Chadha Haj Mbarek ou comment le pouvoir s’en prend à la liberté d’expression

La journaliste Chadha Haj Mbarek a été arrêtée début octobre 2021 dans le cadre de l'affaire dite de la « société Instalingo ».  Elle a été accusée de complot contre la sûreté de l’Etat, d’atteinte à l’ordre public et d’outrage au président de la République, autant d’accusations frappant de nombreux activistes auxquelles le pouvoir actuel a recours depuis le 25 juillet 2021, date de l’imposition de l’état d’exception par Kaïs Saied.

La journaliste Chadha Haj Mbarek a été arrêtée début octobre 2021 dans le cadre de l’affaire dite de la « société Instalingo ».  Elle a été accusée de complot contre la sûreté de l’Etat, d’atteinte à l’ordre public et d’outrage au président de la République, autant d’accusations frappant de nombreux activistes auxquelles le pouvoir actuel a recours depuis le 25 juillet 2021, date de l’imposition de l’état d’exception par Kaïs Saied.

Sa famille a été maltraitée, son père et ses deux frères arrêtés puis relâchés, puis le juge d’instruction a décidé de la libérer également et d’abandonner les charges retenues contre elle au cours de l’été dernier.
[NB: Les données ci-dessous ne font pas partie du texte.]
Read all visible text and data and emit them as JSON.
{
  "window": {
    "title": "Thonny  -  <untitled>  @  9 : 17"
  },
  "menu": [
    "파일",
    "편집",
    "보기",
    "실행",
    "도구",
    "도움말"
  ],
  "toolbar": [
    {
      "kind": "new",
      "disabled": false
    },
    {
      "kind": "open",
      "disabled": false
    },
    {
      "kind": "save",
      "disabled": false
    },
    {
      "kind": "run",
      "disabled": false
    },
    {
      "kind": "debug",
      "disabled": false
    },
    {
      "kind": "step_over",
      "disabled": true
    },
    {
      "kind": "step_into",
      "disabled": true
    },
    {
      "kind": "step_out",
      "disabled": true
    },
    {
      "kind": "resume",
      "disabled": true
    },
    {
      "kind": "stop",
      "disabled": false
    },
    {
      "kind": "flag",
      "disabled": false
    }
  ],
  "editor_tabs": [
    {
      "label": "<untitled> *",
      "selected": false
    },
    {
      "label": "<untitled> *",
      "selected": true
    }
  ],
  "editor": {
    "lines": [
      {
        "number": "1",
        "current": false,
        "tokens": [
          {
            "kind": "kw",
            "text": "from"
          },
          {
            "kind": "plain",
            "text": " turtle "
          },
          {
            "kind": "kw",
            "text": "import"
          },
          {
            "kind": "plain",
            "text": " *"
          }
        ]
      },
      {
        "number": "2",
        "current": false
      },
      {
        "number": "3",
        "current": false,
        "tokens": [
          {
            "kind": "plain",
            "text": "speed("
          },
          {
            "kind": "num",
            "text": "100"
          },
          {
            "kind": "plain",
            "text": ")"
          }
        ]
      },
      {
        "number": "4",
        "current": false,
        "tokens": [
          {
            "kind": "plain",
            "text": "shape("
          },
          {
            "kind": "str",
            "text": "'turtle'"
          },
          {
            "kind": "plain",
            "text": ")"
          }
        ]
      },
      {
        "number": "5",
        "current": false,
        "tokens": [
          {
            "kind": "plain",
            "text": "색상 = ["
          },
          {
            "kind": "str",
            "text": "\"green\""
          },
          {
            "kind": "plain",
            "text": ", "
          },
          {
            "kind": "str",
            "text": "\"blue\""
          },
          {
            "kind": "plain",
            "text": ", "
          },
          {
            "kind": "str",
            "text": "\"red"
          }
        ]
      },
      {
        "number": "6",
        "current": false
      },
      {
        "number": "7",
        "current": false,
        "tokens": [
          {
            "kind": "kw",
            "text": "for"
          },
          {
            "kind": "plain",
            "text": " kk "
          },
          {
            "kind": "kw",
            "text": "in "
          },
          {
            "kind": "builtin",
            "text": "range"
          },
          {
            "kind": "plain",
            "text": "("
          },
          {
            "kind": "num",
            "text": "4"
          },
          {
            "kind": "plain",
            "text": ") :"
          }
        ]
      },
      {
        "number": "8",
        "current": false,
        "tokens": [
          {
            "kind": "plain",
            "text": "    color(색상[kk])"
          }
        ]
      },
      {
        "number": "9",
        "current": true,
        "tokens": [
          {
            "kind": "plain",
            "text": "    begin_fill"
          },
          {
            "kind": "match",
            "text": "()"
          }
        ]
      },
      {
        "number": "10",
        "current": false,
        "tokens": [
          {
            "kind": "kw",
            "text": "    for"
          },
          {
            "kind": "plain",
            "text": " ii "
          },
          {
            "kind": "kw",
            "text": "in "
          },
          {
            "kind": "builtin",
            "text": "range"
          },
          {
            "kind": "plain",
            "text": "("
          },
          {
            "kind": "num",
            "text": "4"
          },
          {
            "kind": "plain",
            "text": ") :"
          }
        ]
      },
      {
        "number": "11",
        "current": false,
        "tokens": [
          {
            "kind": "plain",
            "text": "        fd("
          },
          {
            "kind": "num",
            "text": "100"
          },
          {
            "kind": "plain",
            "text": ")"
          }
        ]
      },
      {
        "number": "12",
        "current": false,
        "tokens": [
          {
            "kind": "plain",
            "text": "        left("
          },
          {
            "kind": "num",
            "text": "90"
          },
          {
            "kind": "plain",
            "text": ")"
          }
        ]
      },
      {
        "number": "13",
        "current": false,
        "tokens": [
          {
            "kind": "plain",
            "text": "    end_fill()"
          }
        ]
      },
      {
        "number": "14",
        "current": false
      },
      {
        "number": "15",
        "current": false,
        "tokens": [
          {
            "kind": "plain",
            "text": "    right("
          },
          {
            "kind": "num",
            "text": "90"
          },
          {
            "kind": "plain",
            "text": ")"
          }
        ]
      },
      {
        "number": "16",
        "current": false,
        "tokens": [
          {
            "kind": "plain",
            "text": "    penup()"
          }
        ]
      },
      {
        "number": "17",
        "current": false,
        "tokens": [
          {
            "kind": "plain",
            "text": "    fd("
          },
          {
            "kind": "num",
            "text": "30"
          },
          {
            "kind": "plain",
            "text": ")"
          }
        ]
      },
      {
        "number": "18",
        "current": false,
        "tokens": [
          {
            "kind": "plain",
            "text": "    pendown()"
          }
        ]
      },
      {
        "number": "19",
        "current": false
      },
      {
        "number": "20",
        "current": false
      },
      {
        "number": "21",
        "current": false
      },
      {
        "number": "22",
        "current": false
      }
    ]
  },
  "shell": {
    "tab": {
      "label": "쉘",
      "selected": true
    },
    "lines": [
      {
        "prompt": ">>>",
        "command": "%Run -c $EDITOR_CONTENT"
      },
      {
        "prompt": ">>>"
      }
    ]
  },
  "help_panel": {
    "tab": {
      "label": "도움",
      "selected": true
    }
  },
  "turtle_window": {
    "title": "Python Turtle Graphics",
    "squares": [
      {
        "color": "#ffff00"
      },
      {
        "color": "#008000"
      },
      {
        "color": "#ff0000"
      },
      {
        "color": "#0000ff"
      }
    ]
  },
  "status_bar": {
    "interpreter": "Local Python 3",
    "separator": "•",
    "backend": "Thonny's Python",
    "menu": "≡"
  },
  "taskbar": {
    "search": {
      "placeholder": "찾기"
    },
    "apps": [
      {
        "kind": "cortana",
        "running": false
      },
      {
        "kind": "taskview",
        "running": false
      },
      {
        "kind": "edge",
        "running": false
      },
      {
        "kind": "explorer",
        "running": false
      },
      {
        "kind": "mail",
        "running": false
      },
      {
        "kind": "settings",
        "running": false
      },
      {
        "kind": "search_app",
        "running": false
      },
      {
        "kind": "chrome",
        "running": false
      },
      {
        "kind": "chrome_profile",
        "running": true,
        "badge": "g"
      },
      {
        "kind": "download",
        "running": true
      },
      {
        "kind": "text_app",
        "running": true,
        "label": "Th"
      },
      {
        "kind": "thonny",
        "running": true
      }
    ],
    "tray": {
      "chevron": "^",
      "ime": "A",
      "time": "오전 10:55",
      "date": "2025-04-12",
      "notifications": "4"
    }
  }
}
Le ministère public décide alors de faire appel et procède, à trois reprises, à la nomination d’un juge d’instruction faisant en sorte qu’elle reste en détention.

Les avocats et le Syndicat des journalistes se sont alarmés de l’état de santé précaire de Chadha Haj Mbarek qui souffre de plusieurs maladies, notamment une maladie rénale et d’une perte auditive, qui résulte de la négligence et des traitements infligés en prison.

L’arrestation de Chadha Haj Mbarek s’inscrit dans le cadre d’une campagne systématique lancée par l’actuel pouvoir en Tunisie contre la liberté d’expression, notamment à travers le décret 54, qui a frappé de nombreux journalistes et blogueurs tels que le journaliste Khalifa Al-Qasimi condamné à cinq ans de prison pour avoir publié un article de presse qu’il avait obtenu d’une source sécuritaire ainsi que la chroniqueuse et avocate Sonia Dahmani poursuivie en justice à la suite d’une plainte déposée contre elle par la ministre de la Justice, Leila Jaffel, qui lui reproche ses déclarations sur l’état des prisons tunisiennes.

Le 4 janvier 2024, la Fédération internationale des journalistes a adressé une lettre ouverte au président Kaïs Saied l’appelant à user de tous ses pouvoirs pour faire respecter la Constitution, protéger la liberté de la presse et libérer les journalistes Chadha Haj Mbarek et Khalifa Al-Qasimi ; elle exige qu’il « mette fin à l’arbitraire dans l’adoption de lois et de décrets qui violent les procédures de poursuites à l’encontre des journalistes ».

Le Comité pour le respect des libertés et des droits de l’homme en Tunisie (CRLDHT), qui suit la dégradation continue des libertés et les tentatives de faire taire les voix, d’intimider et d’empêcher toute voix critique ou indépendante de s’exprimer à travers le recours au pouvoir judiciaire :

  • tient pour responsable les autorités tunisiennes de la détérioration de l’état de santé de la journaliste. Il leur rappelle leurs obligations internationales et dénonce leur violation de toutes les conventions qui garantissent le droit des détenus de recevoir les soins nécessaires et de ne pas les exposer à la négligence et aux abus.
  • appelle également les autorités tunisiennes à libérer les journalistes Chadha Haj Mbarek, Khalifa Al-Qasimi et tous les prisonniers d’opinion, à abolir le décret 54 qui restreint les libertés et à cesser de recourir à la justice contre des journalistes, des hommes politiques, des blogueurs, des hommes d’affaires et les militants.
  • Par ailleurs, il appelle les organisations de défense des droits de l’Homme et toutes les forces démocratiques du Maghreb et du monde à soutenir les prisonniers d’opinion en Tunisie et à exiger leur libération.